Jakarta, Gatra.com - Tokoh Sastrawan Indonesia, Seno Gumira Adjidarma, mengatakan bahwa karya sastra adalah karya yang bebas dan liar. Oleh karena itu, karya sastra terkadang dijadikan sebagai media kritik terhadap sikap pemerintah maupun swasta.
"Karya sastra itu membongkar, boleh juga mengkritik. Tapi kritik yang bukan menghina atau memaki-maki," ucapnya saat ditemui dalam acara diskusi Sastra Adaptasi "Dari Sastra Menuju Medium Lainnya" di Istora Senayan Jakarta, Jumat (11/10).
Seno menambahkan, sastra adalah sebuah pemikiran yang membongkar suatu masalah, sehingga orang terus ingin membaca dan berpikir kreatif. Sastra bukan sebuah karya yang bahasanya mendayu-dayu, berisi pedoman hidup dan curahan hati seseorang.
"Kalau ada orang yang bilang sastra itu isinya curhatan atau bahasanya mendayu-dayu, ya itu cuma mitos. Sastra adalah pemikiran yang membongkar dan memberi solusi," ucapnya.
Selain itu, sastra juga bisa digunakan sebagai sarana pembangunan tidak langsung. Sastra membantu melalui pemikiran agar bersikap simpati dan empati terhadap orang lain.
"Karya sastra itu bisa membantu pembangunan, contohnya kasus 1965 penculikan mahasiswa, kalau sudah baca itu pasti berpikir kalau adik kita yang diculik pasti kita marah. Oleh karena itu, kita perlu sastra untuk membangun pribadi yang seperti itu, saling menolong antarsesama" ungkapnya.

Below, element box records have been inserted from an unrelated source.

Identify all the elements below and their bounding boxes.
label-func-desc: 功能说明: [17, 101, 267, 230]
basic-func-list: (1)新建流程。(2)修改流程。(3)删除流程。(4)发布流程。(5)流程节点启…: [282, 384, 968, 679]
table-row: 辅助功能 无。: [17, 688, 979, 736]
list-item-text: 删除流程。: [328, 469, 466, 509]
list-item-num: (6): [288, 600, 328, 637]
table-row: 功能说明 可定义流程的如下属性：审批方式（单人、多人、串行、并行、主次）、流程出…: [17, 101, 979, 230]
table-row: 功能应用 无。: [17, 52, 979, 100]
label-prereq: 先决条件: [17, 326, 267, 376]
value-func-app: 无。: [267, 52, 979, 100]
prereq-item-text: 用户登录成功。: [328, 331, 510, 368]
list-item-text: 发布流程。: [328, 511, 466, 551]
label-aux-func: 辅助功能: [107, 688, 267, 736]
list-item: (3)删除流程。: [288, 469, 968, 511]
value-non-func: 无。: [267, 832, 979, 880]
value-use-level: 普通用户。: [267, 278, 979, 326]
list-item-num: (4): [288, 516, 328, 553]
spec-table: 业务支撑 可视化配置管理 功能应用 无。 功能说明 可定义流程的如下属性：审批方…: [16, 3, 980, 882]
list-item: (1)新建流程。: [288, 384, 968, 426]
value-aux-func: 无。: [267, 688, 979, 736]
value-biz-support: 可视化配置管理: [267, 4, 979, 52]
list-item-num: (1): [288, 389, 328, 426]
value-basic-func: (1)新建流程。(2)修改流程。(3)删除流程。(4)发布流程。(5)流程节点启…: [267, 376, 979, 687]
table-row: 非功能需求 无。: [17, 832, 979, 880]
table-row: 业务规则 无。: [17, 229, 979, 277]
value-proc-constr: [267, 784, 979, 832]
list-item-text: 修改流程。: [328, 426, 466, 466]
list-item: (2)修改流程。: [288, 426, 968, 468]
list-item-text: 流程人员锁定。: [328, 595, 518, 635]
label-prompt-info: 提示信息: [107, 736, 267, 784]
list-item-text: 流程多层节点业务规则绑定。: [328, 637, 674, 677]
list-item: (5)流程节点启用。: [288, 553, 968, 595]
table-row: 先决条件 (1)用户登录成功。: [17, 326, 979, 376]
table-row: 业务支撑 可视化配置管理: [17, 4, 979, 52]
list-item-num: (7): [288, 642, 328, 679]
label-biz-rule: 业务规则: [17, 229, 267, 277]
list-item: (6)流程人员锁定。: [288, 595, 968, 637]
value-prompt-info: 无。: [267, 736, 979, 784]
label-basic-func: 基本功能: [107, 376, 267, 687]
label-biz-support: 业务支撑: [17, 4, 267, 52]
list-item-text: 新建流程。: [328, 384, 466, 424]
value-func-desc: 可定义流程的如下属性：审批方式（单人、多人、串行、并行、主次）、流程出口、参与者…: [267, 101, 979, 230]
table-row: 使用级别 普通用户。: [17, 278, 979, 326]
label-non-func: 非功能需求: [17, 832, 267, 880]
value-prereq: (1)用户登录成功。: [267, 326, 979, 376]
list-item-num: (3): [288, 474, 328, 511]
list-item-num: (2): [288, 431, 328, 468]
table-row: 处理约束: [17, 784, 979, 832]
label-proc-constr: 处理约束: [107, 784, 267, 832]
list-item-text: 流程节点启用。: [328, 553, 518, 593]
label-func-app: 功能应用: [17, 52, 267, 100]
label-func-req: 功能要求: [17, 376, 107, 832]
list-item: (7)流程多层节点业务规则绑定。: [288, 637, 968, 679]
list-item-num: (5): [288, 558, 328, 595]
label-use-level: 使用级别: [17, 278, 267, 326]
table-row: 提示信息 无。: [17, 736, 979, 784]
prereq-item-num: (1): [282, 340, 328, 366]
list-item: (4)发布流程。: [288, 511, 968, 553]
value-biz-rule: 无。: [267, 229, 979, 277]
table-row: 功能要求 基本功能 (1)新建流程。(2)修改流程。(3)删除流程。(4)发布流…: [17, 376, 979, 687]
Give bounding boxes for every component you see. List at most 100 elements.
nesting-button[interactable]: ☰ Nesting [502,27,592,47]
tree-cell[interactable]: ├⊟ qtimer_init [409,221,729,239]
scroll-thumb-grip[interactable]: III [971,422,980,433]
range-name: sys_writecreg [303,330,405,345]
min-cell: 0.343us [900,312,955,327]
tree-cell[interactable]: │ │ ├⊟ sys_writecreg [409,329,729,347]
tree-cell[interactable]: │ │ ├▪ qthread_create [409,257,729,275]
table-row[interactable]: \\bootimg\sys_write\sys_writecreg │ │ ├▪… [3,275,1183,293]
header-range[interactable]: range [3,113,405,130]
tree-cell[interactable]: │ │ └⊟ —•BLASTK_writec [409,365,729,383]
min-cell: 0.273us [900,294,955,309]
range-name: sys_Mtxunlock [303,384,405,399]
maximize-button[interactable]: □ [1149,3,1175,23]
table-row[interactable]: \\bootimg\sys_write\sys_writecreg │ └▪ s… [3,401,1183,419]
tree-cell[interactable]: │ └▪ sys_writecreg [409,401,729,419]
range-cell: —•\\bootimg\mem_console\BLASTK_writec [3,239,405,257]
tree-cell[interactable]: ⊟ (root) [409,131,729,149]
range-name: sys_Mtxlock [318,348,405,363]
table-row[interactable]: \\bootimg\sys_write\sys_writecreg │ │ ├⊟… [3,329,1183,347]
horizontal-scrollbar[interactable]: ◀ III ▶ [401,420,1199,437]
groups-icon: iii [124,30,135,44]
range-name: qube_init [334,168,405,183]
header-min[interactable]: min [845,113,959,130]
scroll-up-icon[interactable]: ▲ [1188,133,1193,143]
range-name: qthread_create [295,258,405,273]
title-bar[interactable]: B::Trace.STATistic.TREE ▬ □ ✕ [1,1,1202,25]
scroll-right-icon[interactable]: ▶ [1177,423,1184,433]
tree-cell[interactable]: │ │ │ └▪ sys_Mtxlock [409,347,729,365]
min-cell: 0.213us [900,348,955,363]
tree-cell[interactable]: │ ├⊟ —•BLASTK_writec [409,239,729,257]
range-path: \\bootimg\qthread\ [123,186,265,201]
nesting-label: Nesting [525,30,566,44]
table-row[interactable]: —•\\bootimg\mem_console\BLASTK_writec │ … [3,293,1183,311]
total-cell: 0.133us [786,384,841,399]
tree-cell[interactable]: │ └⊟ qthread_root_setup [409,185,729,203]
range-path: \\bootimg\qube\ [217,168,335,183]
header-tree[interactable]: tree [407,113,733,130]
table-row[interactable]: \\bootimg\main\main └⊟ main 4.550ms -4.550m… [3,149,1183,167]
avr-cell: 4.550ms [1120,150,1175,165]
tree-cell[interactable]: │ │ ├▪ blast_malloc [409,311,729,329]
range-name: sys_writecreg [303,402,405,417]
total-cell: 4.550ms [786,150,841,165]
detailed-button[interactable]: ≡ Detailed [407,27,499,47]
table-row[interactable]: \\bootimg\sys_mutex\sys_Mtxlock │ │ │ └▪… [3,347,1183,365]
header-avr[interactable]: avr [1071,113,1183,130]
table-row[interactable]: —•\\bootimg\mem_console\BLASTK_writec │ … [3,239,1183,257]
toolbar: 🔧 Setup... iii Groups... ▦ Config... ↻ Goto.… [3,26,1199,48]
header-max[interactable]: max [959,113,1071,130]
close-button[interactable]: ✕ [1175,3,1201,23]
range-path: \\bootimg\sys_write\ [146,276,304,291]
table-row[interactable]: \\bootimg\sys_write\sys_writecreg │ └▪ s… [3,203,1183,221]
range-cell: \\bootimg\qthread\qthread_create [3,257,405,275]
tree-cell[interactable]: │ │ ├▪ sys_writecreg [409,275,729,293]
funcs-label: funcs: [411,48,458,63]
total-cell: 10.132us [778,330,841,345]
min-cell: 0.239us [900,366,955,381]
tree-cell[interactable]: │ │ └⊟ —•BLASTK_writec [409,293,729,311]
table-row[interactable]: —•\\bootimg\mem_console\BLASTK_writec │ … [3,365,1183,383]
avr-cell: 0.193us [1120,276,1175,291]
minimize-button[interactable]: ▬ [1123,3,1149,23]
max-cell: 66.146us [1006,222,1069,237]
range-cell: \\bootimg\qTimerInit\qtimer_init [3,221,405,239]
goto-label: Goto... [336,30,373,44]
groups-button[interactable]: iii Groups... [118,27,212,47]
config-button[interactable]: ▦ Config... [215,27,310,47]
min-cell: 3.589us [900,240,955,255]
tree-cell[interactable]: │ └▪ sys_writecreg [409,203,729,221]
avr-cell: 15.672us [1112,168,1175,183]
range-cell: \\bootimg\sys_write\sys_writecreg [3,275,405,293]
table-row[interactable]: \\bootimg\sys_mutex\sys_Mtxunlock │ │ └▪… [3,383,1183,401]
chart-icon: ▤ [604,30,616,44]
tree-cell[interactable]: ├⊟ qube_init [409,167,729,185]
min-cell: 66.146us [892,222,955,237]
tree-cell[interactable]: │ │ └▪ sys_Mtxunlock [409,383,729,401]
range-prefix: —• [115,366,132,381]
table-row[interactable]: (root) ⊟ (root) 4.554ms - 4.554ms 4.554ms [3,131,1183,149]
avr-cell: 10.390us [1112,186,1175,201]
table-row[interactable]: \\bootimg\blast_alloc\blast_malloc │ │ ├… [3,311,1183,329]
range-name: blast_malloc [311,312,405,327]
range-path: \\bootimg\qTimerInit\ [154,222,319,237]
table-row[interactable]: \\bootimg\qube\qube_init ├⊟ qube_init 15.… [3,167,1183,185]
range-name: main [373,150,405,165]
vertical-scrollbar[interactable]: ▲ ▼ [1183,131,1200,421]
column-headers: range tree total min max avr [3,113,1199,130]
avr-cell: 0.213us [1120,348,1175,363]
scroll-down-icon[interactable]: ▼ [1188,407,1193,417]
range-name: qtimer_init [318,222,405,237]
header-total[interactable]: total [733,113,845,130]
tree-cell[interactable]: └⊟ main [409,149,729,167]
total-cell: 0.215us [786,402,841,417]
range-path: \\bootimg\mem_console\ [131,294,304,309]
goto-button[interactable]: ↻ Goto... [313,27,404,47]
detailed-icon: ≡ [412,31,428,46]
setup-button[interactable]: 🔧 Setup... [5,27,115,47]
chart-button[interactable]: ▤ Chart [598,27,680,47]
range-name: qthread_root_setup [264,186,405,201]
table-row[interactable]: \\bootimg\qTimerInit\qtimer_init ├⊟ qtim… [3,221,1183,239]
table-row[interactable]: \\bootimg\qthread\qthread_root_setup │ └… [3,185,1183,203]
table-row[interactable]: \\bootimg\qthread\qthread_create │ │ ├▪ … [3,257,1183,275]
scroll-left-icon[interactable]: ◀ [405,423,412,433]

Karya sastra dari berbagai jenis juga bisa dikolaborasikan satu dengan lainnya, seperti karya novel yang banyak diadaptasi menjadi sebuah film dan karya puisi yang diadaptasi menjadi musik. Hal ini tentunya memberikan gambaran multitafsir dari setiap orang yang membacanya.